Es ist völlig egal, was "verwendet werden darf". Das spielt nämlich nur eine Rolle, wenn es um die Beweisführung vor Gericht geht.
Das bedeutet aber noch lange nicht, dass solche Infos nicht irgendwo verbleiben oder für Ermittlungen trotzdem indirekt genutzt/vorgehalten werden können.
Lies doch mal selbst, was du zitierst.
Beweisverbote ist auch nicht gleich Beweis*verwertungs*verboten.


> Ein selbstständiges Beweisverwertungsverbot enthält § 477 Absatz 2 Satz 2 StPO. *Diese Norm bestimmt, dass personenbezogene Daten, die aufgrund von Maßnahmen erlangt werden, die nur bei Verdacht auf bestimmte Katalogtaten angeordnet werden dürfen, ohne Einwilligung des Betroffenen nur in solchen Verfahren als Beweismittel genutzt werden, die eine Katalogtat zum Gegenstand haben.* Von Bedeutung ist dies *beispielsweise, wenn im Rahmen einer Telekommunikationsüberwachung (§ 100a StPO) Beweise erlangt werden, die auf eine Tat schließen lassen,* die keine Katalogtat nach § 100a Absatz 2 StPO, darstellt


"Gut, Sie besitzen keine Kipo-Sammlung. Aber schon ein bisschen viel Warez, oder? Ihnen ist schon klar, dass ein Verstoß gegen das Urheberrecht ein Vergehen im Sinne des Strafgesetzbuches darstellt und daher strafbar ist?"

Wie von dir zuvor selbst zitiert, entscheidet der Staatsanwalt, was, wie lange und weshalb behalten wird und wie er es nutzt, gegebenenfalls auch später löscht.

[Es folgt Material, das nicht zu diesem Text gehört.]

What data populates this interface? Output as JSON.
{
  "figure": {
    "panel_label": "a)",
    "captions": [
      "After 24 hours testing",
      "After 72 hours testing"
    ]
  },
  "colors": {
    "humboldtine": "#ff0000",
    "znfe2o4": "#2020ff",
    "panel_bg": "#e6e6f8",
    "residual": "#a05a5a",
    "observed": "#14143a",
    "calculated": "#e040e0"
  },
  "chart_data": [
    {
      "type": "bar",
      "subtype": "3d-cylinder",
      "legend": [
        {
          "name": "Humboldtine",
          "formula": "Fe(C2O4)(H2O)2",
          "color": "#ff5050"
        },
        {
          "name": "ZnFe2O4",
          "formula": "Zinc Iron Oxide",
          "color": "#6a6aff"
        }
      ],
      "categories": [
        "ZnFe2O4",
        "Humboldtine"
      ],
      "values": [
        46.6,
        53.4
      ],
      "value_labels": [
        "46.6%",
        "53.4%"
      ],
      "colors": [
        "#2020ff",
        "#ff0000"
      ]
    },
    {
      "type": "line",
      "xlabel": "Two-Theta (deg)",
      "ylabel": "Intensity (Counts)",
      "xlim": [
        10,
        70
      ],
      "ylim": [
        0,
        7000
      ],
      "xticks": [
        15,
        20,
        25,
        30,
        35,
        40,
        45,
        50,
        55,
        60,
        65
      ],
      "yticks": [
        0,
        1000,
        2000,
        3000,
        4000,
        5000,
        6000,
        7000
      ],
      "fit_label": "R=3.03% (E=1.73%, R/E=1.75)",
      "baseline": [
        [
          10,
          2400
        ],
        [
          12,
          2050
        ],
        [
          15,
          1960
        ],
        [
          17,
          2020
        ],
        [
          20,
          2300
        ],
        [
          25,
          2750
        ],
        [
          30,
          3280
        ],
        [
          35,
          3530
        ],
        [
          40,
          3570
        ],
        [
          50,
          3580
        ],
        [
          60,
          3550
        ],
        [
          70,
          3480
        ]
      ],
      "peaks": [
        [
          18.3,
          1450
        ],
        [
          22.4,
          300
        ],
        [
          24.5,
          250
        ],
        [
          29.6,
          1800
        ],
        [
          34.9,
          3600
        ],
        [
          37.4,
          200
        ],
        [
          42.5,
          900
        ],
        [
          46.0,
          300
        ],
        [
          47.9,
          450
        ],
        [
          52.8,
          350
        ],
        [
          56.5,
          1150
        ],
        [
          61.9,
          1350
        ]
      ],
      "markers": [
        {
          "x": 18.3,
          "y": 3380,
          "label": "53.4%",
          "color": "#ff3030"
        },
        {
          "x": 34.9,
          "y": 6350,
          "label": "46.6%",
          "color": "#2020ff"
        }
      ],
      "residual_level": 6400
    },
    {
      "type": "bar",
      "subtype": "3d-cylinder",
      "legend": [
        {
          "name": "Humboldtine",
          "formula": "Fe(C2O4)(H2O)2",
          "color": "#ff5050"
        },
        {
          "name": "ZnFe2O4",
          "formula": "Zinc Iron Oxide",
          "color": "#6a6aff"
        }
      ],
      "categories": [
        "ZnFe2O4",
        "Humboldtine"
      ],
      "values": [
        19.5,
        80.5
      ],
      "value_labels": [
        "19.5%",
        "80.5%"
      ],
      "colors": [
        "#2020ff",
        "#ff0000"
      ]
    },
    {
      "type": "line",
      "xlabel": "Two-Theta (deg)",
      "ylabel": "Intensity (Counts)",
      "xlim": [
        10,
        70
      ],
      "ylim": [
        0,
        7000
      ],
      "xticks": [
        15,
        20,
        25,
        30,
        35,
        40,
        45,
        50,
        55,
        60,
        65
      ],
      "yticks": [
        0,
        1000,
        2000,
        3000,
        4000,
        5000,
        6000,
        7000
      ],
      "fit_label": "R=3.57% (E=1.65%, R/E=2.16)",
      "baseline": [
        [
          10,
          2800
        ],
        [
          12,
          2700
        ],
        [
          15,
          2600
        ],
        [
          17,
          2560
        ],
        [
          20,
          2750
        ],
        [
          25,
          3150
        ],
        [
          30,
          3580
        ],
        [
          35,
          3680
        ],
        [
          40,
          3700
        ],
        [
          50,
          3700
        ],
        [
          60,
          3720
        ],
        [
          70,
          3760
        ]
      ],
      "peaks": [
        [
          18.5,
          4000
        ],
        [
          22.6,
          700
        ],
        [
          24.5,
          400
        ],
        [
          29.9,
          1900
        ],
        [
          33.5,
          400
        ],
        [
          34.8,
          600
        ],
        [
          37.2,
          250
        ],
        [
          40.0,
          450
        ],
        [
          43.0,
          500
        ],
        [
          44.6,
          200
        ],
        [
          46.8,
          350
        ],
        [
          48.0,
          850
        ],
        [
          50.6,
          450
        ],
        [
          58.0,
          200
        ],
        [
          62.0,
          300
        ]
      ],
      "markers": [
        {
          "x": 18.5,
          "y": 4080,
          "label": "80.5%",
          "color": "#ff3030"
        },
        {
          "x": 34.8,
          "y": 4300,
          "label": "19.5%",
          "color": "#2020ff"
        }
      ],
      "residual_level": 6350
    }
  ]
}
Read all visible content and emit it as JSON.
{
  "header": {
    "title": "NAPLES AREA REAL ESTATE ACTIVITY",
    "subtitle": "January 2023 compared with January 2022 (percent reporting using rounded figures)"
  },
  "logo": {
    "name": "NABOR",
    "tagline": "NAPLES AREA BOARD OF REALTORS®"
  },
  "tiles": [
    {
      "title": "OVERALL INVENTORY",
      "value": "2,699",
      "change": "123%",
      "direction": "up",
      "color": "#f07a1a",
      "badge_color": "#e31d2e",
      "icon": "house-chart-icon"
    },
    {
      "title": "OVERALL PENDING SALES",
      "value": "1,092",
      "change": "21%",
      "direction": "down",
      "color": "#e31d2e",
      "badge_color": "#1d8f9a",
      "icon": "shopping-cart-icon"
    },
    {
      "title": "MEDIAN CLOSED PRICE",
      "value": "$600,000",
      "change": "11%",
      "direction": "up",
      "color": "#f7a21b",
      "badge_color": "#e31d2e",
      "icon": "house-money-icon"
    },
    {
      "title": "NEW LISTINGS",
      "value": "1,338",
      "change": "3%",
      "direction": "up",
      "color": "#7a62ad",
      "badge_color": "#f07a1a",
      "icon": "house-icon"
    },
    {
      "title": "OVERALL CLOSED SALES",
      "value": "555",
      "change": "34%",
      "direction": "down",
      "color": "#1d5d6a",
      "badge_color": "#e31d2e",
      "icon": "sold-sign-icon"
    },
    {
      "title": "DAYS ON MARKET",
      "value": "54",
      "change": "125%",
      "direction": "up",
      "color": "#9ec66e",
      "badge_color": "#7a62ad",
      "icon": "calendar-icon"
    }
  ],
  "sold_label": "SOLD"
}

Theoretisch kann er alles behalten, wenn er es nicht für die Beweisführung vor Gericht, aber für andere Ermittlungen nützlich hält.
Zumal: Wo kein Kläger, da keine Klage.

Außerdem ist es schwer, Gesehenes ungesehen zu machen. Wenn das möglich wäre, würde ich mir täglich Star Wars reinziehen und immer wieder bei "Luke, ich bin Dein Vater!" aufheulen.


----------



## Taskmaster (9. Juni 2018)

*AW: Bayerisches Polizeigesetz: Onlinedurchsuchung und Präventivhaft auch ohne Vedacht möglich - Ein Modell für ganz Deutschland?*

Staatstrojaner: Polizei soll in Wohnungen einbrechen durfen |
    heise online

Und so viel dann zum Thema "Sicherheitslücken einkaufen". War mir klar (und so argumentierte ich hier ja auch), dass das in der Praxis zu schwierig umzusetzen und zu speziell ist. 
Also wird man zukünftig wohl einfach per "gesetzlichem Betretungsrecht" in die Wohnung einbrechen und Trojaner händisch installieren. 



			
				heise schrieb:
			
		

> "Die Wohnung ist unverletzlich", heißt es in Artikel 13 Grundgesetz. Dieses durch Durchsuchungsbefehle und den großen Lauschangriff bereits eingeschränkte Grundrecht soll nach dem Willen der Justizminister der Länder nun deutlich weiter ausgehöhlt werden. *Unter der Ägide von Rheinland-Pfalz, Bayern, Hessen und Mecklenburg-Vorpommern hat die Justizministerkonferenz am Donnerstag in Eisenach einen Beschluss gefasst, laut dem die Polizei künftig in Wohnungen einbrechen können soll, um leichter Staatstrojaner auf die Rechner oder andere Kommunikationsgeräte Verdächtiger aufzubringen.*
> 
> In dem kurz gehaltenen Papier ist die Rede von einem "gesetzlichen Betretungsrecht". Dieses sei nötig, da die vom Bundesgesetzgeber voriges Jahr in der Strafprozessordnung neu geschaffenen breiten Befugnisse für die Quellen-Telekommunikationsüberwachung und heimliche Online-Durchsuchungen "mit erheblichen rechtlichen und tatsächlichen Problemen behaftet sind". Bisher müssen die Strafverfolger die benötigte Spionagesoftware, mit der gegebenenfalls auch Verschlüsselung umgangen werden soll, in der Regel übers Internet per E-Mail oder Downloads auf die auszuforschenden IT-Systeme schleusen. Das führt in der Praxis offenbar teils zu erheblichen Schwierigkeiten.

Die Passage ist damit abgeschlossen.